What must a trademark slogan consist of in order to be registered?

Three elements are essential when registering a trademark slogan:

  • The mark must be distinctive.
  • It must be appropriate for the goods and services associated with the mark.
  • It must serve the economic interests of the trademark owner.

While there is some leeway in terms of what can be used as a slogan, certain restrictions apply. For example, slogans cannot consist only of promotional formulas or only represent the company’s name. They also can’t be too confusing or misleading.

Registering slogans that consist only of promotional formulas may sound like a great idea, as this will help your mark stand out. However, this is not recommended by the EU. This is because such slogans are not visually or verbally identifiable. As a result, it would be difficult for consumers to understand your brand’s offered services.


The European Union (EU) has strict rules for trademarks, requiring every trademark to contain at least one distinctive element. This means that a trademark must be visually and verbally identifiable and accompanied by an appropriate slogan.

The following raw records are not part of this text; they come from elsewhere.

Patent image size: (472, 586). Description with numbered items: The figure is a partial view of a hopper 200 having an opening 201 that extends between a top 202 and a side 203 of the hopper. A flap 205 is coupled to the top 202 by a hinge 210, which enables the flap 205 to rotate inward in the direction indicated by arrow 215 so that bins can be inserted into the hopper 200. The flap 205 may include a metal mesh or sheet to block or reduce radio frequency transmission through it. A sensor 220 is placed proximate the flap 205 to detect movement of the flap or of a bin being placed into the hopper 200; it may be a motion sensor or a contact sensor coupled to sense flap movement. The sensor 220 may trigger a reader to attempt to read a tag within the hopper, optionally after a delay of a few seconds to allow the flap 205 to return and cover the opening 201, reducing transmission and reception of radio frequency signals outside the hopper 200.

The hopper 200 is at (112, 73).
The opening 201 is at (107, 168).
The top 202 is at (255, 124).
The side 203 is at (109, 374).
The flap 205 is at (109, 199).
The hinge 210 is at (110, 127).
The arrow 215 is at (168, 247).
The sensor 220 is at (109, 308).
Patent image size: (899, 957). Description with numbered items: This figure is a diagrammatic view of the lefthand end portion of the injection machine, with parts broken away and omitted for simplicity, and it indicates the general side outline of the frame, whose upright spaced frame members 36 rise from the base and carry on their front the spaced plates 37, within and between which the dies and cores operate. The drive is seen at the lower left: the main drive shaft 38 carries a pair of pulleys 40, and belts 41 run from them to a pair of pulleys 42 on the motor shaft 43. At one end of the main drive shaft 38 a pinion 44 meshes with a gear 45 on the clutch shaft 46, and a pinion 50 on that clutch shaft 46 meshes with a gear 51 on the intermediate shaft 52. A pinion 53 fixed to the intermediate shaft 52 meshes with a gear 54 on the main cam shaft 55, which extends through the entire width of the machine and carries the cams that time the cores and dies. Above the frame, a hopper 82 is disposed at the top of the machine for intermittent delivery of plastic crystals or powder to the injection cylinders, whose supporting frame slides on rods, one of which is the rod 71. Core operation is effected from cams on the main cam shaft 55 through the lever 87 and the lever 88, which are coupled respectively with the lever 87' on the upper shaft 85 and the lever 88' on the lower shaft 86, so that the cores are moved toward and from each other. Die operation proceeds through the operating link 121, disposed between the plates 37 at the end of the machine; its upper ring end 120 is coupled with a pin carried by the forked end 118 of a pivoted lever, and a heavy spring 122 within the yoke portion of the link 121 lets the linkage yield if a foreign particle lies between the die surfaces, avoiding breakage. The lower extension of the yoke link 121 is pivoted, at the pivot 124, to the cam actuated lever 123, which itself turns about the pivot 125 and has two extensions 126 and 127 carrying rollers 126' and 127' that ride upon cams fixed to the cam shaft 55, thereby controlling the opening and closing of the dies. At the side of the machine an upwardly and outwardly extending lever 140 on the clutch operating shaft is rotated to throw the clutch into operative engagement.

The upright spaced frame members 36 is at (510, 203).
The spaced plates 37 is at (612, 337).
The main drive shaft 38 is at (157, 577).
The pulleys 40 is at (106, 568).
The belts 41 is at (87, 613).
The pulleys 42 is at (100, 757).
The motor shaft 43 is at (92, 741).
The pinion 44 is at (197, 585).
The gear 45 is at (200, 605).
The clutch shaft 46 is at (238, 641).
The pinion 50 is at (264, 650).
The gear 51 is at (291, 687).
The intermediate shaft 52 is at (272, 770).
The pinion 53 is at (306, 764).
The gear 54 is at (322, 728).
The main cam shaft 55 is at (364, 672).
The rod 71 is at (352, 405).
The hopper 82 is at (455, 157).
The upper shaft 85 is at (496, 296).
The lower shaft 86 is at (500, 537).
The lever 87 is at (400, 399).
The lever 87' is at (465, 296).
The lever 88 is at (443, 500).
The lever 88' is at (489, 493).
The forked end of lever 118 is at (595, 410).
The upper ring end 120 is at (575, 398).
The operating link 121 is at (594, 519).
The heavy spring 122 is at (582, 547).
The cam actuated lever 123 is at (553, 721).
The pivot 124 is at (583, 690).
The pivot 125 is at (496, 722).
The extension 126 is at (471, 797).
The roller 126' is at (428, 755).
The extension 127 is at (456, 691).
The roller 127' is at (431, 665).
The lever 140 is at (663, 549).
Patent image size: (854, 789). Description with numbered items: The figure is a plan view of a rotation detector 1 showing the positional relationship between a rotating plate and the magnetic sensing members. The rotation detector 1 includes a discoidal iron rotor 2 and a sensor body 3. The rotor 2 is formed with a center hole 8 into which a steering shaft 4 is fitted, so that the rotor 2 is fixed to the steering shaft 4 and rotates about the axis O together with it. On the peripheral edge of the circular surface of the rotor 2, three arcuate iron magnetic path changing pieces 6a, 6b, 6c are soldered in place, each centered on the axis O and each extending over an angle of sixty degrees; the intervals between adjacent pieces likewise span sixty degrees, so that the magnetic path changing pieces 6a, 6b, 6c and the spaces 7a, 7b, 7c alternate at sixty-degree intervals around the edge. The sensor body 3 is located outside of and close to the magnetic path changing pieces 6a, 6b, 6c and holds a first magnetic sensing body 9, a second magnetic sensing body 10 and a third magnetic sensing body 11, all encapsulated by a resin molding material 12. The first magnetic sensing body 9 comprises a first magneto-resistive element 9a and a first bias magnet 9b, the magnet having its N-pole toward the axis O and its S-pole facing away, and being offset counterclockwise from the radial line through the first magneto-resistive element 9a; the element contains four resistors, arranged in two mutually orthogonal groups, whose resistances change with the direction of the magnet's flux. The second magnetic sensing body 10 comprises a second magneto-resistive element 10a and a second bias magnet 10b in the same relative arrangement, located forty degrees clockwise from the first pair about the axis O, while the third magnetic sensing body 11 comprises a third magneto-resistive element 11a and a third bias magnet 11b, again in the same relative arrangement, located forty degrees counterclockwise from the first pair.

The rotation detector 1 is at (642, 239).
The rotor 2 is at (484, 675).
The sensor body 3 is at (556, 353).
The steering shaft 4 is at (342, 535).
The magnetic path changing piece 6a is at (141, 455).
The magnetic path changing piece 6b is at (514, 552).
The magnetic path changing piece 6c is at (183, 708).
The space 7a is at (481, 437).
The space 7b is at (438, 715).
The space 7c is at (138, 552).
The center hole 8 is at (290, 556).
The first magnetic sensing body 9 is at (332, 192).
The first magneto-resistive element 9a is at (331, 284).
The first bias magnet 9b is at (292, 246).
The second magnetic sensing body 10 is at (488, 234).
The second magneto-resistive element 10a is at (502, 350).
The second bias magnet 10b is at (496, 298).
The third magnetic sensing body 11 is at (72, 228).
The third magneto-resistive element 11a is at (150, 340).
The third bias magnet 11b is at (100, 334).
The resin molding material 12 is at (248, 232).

EU trademarks must comply with a certain set of regulations in order to be granted a trademark license. However, some businesses take advantage of this by creating slogans consisting only of promotional formulas – without any substantive information. This effectively serves as an advertising gimmick and can damage your business reputation.

If you want to protect your business name and trademark, ensure all advertising materials contain at least some relevant information. This will help you avoid being labeled as deceptive and misleading. In the internet and social media age, it’s more important than ever to ensure your branding is accurate and honest.

In order to ensure that your trademark slogan meets all of the necessary criteria, have an attorney review your proposed phrase before filing. It’s better to avoid any potential legal issues early in the process.